There is however, some evidence that frequent marijuana users suffer persistent deficits in short-term memory even after a few months of abstinence. In other words it is probably not a good idea to use large amounts of marijuana while you are trying to memorize or learn new things but there is no permanent damage and short-term memory will return.

There is a study done at Harvard that is frequently cited as evidence that marijuana does cause brain damage in young people. The researchers conducted MRI brain scans of 20 marijuana smokers and 20 who did not smoke marijuana. The study found differences in the brains of the users and nonusers, but it did not establish that marijuana use caused the variations or that they had any functional significance. (#2)

Additional research has been done by the University of Alabama comparing the brains of twins – where one regularly consumed marijuana and the other did not. The study lasted nearly a decade, and showed no difference in their IQ scores as a result of marijuana consumption. In a recent investigative story on the health effects of marijuana use, National Public Radio reported that “the research suggests if you don't start young and don't use marijuana often, there's not much evidence of permanent harm to the brain.” (#3)

The study lasted nearly a decade, and showed no difference in their IQ scores as a result of marijuana consumption.

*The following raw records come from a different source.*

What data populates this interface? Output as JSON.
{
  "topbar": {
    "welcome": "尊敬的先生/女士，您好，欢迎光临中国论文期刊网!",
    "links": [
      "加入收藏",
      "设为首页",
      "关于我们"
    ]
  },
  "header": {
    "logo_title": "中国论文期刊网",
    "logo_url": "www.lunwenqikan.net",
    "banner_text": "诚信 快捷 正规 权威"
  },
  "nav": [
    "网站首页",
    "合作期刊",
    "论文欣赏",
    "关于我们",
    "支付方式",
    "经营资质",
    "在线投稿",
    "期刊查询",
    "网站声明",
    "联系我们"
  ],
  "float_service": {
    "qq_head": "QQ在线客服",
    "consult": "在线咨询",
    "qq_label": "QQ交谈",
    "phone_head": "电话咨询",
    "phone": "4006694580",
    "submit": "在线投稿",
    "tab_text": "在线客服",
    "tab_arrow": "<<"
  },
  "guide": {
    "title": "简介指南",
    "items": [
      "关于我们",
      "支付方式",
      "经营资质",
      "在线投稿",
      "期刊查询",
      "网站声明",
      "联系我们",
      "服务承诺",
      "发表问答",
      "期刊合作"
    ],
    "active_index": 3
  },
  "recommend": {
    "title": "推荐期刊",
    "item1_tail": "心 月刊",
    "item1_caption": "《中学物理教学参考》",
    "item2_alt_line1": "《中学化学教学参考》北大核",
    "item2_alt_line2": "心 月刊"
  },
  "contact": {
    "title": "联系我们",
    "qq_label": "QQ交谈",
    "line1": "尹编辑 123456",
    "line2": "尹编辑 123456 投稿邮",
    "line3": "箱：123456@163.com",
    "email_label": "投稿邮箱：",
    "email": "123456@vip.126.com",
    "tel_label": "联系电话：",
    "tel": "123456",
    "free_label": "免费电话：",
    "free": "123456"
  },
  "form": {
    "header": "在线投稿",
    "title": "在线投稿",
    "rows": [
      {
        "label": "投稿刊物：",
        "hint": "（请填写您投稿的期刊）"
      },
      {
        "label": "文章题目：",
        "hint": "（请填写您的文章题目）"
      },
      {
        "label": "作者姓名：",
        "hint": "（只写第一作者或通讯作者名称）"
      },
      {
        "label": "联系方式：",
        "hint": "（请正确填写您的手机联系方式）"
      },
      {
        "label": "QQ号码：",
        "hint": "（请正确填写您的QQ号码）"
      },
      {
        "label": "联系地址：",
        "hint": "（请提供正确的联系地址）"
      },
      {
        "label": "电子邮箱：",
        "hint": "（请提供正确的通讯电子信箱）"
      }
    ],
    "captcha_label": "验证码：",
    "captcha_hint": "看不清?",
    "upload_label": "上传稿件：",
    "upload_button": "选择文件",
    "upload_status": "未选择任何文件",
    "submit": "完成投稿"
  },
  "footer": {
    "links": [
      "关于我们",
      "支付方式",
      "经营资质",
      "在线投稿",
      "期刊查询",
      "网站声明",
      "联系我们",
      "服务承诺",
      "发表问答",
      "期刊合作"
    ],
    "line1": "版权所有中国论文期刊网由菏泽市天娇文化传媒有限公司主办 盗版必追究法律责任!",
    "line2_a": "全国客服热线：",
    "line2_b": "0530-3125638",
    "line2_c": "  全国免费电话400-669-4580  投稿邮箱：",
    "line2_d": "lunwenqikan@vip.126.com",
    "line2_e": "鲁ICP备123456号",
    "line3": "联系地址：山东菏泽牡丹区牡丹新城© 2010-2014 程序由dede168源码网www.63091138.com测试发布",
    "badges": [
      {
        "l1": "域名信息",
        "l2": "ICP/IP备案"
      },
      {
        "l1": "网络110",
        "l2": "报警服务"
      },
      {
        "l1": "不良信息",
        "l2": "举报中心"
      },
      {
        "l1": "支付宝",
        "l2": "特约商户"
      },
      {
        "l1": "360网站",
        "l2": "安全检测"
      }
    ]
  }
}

 Legalizing and regulating marijuana would help those who choose to use it do so more responsibly and safely. Labels would explain the strength of each product, government regulations would control the production to prevent the addition of any harmful chemicals, and age restrictions on purchasing would help keep it out of the hands of young people whose brains are still developing. If marijuana is to be made safer, the only choice is legalization.